In many cases, the attachment to what ended is related to a strong ideal of reconquest. Or revenge, no matter how little you want the person who did you wrong. To recover the motivation to live with peace and true love, it is necessary to understand that obsession with someone is a sign of low self-esteem.

to regain energy and motivation to live with peace and true love, it is necessary to realize that obsession with someone is a sign of low self-esteem.

The person who gets to the point of lowering himself for another is clearly far removed from himself, annulling his own strength. Whether out of true affection, out of habit to what has been lost or even out of fear of the future, emotional attachment is a sign of selfishness and unpreparedness to deal with love itself.

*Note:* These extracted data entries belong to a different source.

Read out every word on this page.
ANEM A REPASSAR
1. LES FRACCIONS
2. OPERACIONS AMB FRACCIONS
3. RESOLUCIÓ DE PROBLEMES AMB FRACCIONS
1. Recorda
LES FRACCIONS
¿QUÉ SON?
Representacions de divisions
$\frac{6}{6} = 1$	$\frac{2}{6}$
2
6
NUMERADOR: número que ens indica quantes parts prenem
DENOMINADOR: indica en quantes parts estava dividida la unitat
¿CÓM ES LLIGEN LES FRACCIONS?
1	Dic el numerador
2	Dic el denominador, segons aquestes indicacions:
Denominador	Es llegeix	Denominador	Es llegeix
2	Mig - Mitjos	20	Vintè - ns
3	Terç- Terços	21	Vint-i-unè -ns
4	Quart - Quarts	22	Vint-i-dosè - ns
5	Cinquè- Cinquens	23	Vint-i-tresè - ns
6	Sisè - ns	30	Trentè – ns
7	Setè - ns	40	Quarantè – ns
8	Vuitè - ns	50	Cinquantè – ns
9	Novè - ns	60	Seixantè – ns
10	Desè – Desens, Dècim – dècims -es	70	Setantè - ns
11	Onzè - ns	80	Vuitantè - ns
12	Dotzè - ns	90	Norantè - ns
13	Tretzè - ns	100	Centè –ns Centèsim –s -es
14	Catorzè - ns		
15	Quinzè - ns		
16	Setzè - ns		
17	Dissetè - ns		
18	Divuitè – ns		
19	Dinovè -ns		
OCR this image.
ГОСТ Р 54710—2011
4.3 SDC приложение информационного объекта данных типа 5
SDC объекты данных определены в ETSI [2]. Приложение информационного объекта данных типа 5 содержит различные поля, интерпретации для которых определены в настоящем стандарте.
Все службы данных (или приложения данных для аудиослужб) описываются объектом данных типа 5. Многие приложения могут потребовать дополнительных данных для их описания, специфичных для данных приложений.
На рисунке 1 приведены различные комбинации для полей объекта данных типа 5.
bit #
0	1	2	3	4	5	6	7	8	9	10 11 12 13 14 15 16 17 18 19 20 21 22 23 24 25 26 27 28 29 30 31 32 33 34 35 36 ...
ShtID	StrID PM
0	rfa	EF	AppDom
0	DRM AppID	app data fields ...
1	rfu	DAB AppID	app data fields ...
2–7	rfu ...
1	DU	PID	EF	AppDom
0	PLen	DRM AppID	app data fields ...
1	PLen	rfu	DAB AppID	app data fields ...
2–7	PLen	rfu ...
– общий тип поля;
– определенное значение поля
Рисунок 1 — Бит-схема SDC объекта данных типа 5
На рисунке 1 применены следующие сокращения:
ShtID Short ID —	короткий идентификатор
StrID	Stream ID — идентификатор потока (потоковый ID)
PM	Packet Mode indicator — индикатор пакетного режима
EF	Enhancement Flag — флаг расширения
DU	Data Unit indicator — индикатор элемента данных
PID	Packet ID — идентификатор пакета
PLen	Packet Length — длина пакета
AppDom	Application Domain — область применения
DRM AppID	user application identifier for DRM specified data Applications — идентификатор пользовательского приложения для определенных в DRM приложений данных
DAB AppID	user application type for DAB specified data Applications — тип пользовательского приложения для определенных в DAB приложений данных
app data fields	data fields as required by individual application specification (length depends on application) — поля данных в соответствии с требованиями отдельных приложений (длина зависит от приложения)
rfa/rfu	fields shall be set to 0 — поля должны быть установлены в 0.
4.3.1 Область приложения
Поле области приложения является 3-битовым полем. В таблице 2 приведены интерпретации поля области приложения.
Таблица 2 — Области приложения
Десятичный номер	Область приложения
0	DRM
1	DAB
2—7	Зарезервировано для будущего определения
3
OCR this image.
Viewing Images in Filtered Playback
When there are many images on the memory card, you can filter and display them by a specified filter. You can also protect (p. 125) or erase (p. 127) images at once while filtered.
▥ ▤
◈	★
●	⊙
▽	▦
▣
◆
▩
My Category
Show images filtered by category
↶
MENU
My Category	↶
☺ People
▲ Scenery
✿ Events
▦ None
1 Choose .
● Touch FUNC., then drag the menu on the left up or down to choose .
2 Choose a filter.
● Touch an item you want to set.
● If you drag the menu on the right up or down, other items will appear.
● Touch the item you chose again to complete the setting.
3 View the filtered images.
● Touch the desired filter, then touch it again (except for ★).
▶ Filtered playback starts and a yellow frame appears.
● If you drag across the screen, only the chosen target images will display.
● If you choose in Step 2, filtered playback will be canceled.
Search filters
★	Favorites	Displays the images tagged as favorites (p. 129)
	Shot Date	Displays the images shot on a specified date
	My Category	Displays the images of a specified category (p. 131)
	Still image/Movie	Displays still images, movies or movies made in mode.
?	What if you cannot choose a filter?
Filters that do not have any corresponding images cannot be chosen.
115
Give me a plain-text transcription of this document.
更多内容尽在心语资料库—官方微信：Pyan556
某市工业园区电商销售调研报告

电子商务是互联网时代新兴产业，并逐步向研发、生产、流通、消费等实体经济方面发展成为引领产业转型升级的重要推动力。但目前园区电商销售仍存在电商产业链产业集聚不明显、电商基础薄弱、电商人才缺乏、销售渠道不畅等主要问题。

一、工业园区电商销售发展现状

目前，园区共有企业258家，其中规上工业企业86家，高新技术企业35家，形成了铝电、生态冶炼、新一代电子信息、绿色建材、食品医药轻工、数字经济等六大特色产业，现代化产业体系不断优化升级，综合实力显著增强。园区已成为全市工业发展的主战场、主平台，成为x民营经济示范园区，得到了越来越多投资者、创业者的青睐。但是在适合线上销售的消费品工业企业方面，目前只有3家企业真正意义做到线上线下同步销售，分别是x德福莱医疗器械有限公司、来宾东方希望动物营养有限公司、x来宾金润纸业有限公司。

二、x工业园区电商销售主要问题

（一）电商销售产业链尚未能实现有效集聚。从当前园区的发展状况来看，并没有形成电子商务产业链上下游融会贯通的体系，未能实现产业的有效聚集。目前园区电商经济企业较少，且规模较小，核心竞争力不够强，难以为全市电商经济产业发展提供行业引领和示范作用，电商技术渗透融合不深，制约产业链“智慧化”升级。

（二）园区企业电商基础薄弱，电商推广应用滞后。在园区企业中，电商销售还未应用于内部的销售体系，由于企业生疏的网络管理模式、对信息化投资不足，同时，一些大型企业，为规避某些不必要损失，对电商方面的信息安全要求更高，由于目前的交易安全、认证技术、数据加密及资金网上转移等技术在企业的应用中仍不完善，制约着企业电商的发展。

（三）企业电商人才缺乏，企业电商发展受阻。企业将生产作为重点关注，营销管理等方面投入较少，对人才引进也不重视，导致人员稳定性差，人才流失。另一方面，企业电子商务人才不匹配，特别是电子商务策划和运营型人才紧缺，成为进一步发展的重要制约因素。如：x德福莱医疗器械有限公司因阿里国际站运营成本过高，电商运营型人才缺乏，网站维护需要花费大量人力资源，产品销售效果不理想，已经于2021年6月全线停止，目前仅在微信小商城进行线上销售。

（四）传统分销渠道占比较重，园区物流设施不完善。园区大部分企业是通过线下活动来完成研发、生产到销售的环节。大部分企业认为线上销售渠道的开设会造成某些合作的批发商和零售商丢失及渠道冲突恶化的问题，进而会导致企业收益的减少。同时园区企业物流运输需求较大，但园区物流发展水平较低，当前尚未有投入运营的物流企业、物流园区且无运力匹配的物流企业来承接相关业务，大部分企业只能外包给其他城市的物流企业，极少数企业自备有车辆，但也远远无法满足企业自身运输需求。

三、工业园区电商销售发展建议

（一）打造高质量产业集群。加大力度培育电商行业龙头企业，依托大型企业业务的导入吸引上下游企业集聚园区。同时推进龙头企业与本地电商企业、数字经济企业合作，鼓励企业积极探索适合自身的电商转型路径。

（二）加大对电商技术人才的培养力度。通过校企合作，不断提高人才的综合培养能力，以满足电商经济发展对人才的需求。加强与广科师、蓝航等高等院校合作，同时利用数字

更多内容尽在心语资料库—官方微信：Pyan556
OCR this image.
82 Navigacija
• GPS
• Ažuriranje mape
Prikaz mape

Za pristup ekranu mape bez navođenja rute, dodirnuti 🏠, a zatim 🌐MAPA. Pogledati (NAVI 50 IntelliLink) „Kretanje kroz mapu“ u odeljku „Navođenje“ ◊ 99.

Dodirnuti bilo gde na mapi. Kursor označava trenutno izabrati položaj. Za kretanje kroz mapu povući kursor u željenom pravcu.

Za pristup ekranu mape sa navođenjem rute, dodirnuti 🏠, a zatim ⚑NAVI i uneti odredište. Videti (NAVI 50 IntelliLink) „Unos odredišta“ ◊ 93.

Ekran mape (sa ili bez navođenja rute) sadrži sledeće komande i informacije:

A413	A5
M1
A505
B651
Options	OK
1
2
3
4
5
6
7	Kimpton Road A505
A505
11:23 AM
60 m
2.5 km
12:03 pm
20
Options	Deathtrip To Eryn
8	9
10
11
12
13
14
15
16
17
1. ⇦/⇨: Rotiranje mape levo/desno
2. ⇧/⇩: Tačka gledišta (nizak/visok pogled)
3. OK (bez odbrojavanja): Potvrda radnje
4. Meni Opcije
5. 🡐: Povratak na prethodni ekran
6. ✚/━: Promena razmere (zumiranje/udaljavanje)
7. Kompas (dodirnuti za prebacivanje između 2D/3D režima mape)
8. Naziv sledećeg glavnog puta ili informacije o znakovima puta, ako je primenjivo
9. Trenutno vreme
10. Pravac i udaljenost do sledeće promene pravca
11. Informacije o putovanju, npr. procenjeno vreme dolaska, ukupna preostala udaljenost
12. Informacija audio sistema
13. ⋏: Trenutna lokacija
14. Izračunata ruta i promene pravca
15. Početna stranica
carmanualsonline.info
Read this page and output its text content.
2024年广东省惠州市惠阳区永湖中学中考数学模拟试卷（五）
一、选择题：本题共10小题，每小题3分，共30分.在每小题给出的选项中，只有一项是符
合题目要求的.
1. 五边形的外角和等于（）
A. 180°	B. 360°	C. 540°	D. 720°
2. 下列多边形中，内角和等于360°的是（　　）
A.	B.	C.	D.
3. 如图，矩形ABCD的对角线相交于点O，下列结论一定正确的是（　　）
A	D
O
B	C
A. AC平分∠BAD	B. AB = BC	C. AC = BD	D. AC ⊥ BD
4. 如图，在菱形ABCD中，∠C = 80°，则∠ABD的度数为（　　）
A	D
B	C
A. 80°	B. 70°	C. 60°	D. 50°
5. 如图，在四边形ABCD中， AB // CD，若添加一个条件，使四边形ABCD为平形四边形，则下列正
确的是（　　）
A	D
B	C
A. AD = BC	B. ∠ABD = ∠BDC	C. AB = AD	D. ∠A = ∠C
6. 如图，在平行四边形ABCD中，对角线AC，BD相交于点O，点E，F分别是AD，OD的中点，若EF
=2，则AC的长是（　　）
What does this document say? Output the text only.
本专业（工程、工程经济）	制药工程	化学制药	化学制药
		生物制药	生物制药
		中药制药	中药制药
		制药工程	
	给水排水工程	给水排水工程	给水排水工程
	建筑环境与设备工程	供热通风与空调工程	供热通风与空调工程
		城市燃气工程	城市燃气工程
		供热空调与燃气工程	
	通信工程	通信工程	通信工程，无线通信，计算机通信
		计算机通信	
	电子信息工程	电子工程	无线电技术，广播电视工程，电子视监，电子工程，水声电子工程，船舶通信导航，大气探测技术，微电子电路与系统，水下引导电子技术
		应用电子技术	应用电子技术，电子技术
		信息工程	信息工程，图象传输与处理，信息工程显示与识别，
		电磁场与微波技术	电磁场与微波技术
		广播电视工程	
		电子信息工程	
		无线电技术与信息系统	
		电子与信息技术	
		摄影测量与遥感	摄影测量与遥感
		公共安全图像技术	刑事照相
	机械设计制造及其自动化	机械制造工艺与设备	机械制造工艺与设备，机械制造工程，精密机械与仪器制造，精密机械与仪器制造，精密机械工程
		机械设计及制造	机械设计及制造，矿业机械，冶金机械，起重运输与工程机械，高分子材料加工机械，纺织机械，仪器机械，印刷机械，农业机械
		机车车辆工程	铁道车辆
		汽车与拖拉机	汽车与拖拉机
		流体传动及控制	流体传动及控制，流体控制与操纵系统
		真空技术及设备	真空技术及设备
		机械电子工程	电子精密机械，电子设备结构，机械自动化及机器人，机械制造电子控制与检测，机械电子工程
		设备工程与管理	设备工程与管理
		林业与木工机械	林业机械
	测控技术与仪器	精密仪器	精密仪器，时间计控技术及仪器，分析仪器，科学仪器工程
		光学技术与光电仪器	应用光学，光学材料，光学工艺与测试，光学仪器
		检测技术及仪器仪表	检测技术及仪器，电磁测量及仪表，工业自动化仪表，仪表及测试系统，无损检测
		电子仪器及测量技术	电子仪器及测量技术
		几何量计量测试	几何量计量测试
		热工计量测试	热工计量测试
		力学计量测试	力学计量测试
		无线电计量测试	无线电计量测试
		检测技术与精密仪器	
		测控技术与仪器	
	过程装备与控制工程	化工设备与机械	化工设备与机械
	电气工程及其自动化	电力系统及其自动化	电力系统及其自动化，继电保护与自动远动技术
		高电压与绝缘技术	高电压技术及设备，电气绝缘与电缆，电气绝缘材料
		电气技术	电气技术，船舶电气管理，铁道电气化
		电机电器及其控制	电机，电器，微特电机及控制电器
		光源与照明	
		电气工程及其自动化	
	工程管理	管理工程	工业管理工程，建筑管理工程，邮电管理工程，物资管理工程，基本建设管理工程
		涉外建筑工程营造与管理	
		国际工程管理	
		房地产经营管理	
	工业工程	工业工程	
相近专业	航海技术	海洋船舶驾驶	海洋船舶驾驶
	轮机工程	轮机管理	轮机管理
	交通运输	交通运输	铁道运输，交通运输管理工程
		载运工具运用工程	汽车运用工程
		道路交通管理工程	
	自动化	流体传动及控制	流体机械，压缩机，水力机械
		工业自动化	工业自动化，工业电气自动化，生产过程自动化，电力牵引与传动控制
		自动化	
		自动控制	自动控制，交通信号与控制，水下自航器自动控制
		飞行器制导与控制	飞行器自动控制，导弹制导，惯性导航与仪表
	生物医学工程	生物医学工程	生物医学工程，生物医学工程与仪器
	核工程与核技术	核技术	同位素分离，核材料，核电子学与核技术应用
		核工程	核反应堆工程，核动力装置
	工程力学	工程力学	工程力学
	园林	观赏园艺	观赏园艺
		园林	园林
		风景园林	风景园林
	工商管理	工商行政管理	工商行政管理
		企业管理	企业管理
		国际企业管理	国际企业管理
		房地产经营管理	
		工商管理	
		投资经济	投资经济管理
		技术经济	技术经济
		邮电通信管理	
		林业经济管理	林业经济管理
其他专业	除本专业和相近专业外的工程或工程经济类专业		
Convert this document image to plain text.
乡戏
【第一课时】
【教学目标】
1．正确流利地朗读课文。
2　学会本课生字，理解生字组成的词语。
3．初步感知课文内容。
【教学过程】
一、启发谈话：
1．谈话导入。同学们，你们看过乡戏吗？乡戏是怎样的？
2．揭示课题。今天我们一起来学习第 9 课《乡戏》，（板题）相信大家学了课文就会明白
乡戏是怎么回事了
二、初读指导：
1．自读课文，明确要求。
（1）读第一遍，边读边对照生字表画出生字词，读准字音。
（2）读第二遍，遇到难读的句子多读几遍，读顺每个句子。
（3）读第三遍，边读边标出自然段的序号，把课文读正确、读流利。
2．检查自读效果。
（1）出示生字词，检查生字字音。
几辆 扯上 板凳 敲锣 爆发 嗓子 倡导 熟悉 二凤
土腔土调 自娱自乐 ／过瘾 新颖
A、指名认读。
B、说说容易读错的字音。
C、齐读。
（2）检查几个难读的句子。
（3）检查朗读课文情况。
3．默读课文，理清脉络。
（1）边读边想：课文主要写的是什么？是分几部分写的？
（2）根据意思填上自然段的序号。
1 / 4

In the face of emotional indignation, the important thing is that it is possible to leave the state of pure sadness and assume a calm posture in relation to what will come. No pain lasts forever. What’s more, the future tends to be better than we think. That’s why it’s good to take into account that self-esteem defines our destiny.

The degree of courage and acceptance of life reconfigures the chosen path and also the imposed circumstances. But the pain of lost love can last for a long time if we don’t put an end to it. An attitude open to the new is essential to attract more serene and sensible relationships.

That is why it is essential to respect our limits and our needs. When we learn to measure words and attitudes, it will be possible to revitalize the heart with frequency and excellence.